I love Albia’s story however and since she features strongly in the plot, I kept reading. I would highly recommend this story to anyone with an interest in the Shakespeare play or Medieval Scotland in general. It also has some beautiful quotes. The only thing that saddened me about was that I found it at a dollar store. I don’t think it deserves to be there.


Contains: some violence and sexually suggestive scenes.


P.S. My apologizes for not posting a review last week. My personal life was crazy and I just didn't get to it.

Saturday, February 1, 2014

Wondrous Strange




Review of Wondrous Strange by Lesley Livingston

Overview from www.bn.com: Since the dawn of time, the Faerie have taken. . . .
Seventeen-year-old actress Kelley Winslow always thought faeries were just something from childhood stories. Then she meets Sonny Flannery. He's a changeling—a mortal taken as an infant and raised among Faerie—and within short order he's turned Kelley's heart inside out and her life upside down.
For Kelley's beloved Central Park isn't just a park—it's a gateway between her ordinary city and the Faerie's dangerous, bewitching Otherworld. Now Kelley's eyes are opening not just to the Faerie that surround her, but to the heritage that awaits her . . . a destiny both wondrous and strange.

My Review:



And I go off the path I have been on lately to review a story called Wondrous Strange which is part of a series of the same name.
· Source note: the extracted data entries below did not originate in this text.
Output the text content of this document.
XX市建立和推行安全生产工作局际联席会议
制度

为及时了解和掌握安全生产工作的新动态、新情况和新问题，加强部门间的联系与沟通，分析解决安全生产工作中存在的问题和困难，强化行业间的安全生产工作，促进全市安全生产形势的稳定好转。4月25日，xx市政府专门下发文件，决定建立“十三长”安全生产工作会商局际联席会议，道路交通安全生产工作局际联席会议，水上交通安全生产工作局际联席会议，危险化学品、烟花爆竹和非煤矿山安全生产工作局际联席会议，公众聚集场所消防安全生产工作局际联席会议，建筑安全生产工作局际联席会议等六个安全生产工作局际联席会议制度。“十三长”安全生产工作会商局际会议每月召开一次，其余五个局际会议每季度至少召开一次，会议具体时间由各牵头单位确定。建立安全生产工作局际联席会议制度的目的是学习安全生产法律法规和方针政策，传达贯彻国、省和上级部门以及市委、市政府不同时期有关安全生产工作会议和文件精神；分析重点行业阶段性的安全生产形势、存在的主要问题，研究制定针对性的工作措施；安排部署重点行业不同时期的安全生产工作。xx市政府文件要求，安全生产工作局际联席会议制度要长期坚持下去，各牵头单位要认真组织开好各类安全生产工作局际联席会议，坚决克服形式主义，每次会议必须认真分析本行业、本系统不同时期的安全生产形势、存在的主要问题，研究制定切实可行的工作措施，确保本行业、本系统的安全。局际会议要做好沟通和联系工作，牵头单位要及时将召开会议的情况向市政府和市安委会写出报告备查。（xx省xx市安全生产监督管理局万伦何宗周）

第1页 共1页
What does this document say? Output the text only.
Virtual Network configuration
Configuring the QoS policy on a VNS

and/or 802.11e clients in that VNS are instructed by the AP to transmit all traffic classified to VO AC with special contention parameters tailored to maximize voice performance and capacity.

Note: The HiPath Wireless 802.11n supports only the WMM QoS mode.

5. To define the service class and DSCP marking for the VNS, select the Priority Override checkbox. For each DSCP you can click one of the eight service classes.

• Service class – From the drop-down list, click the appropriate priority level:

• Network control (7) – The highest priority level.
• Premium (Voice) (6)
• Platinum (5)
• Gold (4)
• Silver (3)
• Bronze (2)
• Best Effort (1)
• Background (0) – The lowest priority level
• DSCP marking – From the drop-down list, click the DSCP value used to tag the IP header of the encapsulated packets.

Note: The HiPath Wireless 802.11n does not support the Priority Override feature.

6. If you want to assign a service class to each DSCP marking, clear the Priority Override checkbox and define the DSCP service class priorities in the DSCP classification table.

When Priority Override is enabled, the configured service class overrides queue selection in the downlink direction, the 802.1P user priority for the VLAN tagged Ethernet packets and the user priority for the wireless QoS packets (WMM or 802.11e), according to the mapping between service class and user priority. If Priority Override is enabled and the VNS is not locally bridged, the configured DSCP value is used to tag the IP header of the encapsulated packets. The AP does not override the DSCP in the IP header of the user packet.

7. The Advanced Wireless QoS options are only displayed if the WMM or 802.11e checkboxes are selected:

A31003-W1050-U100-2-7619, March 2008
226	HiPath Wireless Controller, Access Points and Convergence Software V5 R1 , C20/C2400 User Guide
It is the first book in the series and is based loosely, I think, on Shakespeare’s play, A Midsummer Night’s Dream.
I won’t go into the details of the Bard’s play, you’ll have to read that one for yourself if you’re interested, but most of the main characters are featured in this story. Because of the writer’s attempt to make it so the reader will not miss the fact that this story is connected with the Shakespeare play; the story is a little slow to start. We begin not with our opening action but instead with what are presumably are main character’s notes on the Shakespeare play which her theater group will perform in very off, off Broadway production.
This is actually the biggest negative for the book since it is the first thing that the reader sees when he or she gets past the Table of Contents and begins to read the story. I for one had no idea why I was being given a summary of Shakespeare’s play along with “Kelly’s notes.” I kept asking myself, what does this have to do with this book? Who the heck is Kelly and why should I care about her notes? I actually thought of quitting right then and there but thought I should at least give the author some time to make her point.
I am sure glad that I did because overall it is a really good story. I then discovered that Kelly is the main character. She is a young girl who is following her dream of being an actress. Cliché, I know but she is not a typical wanna-be actress as we soon discover. In fact, she is not even mortal though she does not know this yet.
She finally gets a break when the lead actress, to whom she is an understudy, gets sick and cannot play the part. But it doesn’t start off well. And in an effort to relearn her lines, she goes to Central Park to practice where she meets Sonny. Sonny is no ordinary mortal either and he is drawn in by her “firecracker” energy. He makes the mistake of talking to her and their relationship just kind of snowballs into love from there.
Unfortunately there are others who want a piece of Kelly and not for all the right reasons. Sonny needs to figure who they are before it is too late while keeping up his job as a Janus guard for the Faerie King Oberon. The ensuing tale is quite a ride and manages to hold out the suspense right up to the end which is why I am recommending it.